During a recess, Perry, Della, and Paul go to the Overbrook farm. Della notices the gap between the two sets of woman's footprints. "Coming and going" says Perry. Paul's worried that there's nothing there to contradict Bob's account. Bernice couldn't have made the tracks Monday night, because her whereabouts have been confirmed. Perry has Della try running in the mud, but ultimately concludes that something Paul said is the key to the mystery.
Back in court, Perry calls Bernice. He has a record of a phone call to her from Bob on the murder night. He suggests that early Tuesday morning, by which time knowledge of all her movements was no longer certain, she could have made false prints to frame Lucille. She denies it, so Perry calls Overbrook for the purpose of proving his suggestion. He gets the tracking expert to admit that there's nothing in the prints that shows that the track from the car to the road was made first. Someone could have walked from the road to where the car had been then run back to the road. Overbrook admits it, and adds that there was a bush squashed by the car that the woman could have stepped on to avoid leaving prints in the gap between the two sets of prints. So the tracks don't confirm Bob's improbably story of Lucille escaping from the trunk after all. Perry then asks him to explain his dog Prince's footprints, which are also on the police diagram. They show that Prince made lots of prints between the car area and the farm road, but did not accompany Overbrook when he backtracked Bob from the house to the farm. So these prints were the result of separate occasions. Perry suggests that Overbrook did the backtracking while leaving Prince to guard Bob, found the car with an unconscious Bertie, a man he hated. He took the car and ran it into the canyon, then returned. Later, he realized there were prints of him going to the car but not leaving the area. Therefore, he got the boards and laid them to cover up his approach to the car area, then stepped off and walked back to the farm road. On this occasion, Prince was with him. Overbrook admits his actions, but says that Bertie was already dead when he found him. Bob shouts "That's a lie! He was all right!"

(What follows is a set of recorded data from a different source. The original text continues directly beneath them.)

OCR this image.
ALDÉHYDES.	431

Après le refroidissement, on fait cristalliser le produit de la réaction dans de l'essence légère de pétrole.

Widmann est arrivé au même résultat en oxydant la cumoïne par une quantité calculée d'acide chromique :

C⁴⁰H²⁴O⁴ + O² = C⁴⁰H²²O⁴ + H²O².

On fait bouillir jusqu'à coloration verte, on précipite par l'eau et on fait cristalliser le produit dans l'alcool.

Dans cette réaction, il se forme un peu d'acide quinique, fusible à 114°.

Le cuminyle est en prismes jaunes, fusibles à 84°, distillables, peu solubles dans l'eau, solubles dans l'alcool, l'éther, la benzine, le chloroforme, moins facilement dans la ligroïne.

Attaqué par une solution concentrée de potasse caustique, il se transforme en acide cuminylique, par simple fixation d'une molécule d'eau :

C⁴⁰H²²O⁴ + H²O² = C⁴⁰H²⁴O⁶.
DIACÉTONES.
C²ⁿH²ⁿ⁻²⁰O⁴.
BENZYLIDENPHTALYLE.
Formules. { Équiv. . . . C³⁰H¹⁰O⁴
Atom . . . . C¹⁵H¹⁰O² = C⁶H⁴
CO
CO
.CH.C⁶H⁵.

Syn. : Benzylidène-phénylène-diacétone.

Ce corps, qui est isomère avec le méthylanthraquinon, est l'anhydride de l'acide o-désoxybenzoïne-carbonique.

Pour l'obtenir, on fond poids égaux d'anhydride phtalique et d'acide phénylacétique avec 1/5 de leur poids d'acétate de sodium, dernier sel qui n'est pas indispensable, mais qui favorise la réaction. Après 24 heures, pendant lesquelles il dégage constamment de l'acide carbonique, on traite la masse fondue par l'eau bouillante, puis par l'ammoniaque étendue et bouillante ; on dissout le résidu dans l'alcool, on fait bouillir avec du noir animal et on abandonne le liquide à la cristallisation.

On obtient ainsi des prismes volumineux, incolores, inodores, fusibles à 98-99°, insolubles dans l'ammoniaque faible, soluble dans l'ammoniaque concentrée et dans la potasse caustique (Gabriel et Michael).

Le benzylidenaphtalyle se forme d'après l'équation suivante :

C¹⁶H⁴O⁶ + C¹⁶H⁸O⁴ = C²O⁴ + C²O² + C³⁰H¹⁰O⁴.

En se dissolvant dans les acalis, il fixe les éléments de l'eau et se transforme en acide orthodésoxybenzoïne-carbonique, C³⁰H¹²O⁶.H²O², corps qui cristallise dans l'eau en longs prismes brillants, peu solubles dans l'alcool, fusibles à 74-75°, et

Leaving court, Perry says Paul gave him the key to the solution when he talked about the woman's prints "coming and going" - the opposite order from what everyone was assuming. (However, it was Perry himself who used those words, not Paul.) Burger thanks Perry for handing him the guilty party - it had to be Overbrook. Perry counters with some alternative assumptions that make it credible that Bob is guilty, and Burger leaves, annoyed. Perry admits to Paul and Della that Burger had it right. He just doesn't want to establish the precedent of agreeing with the D.A.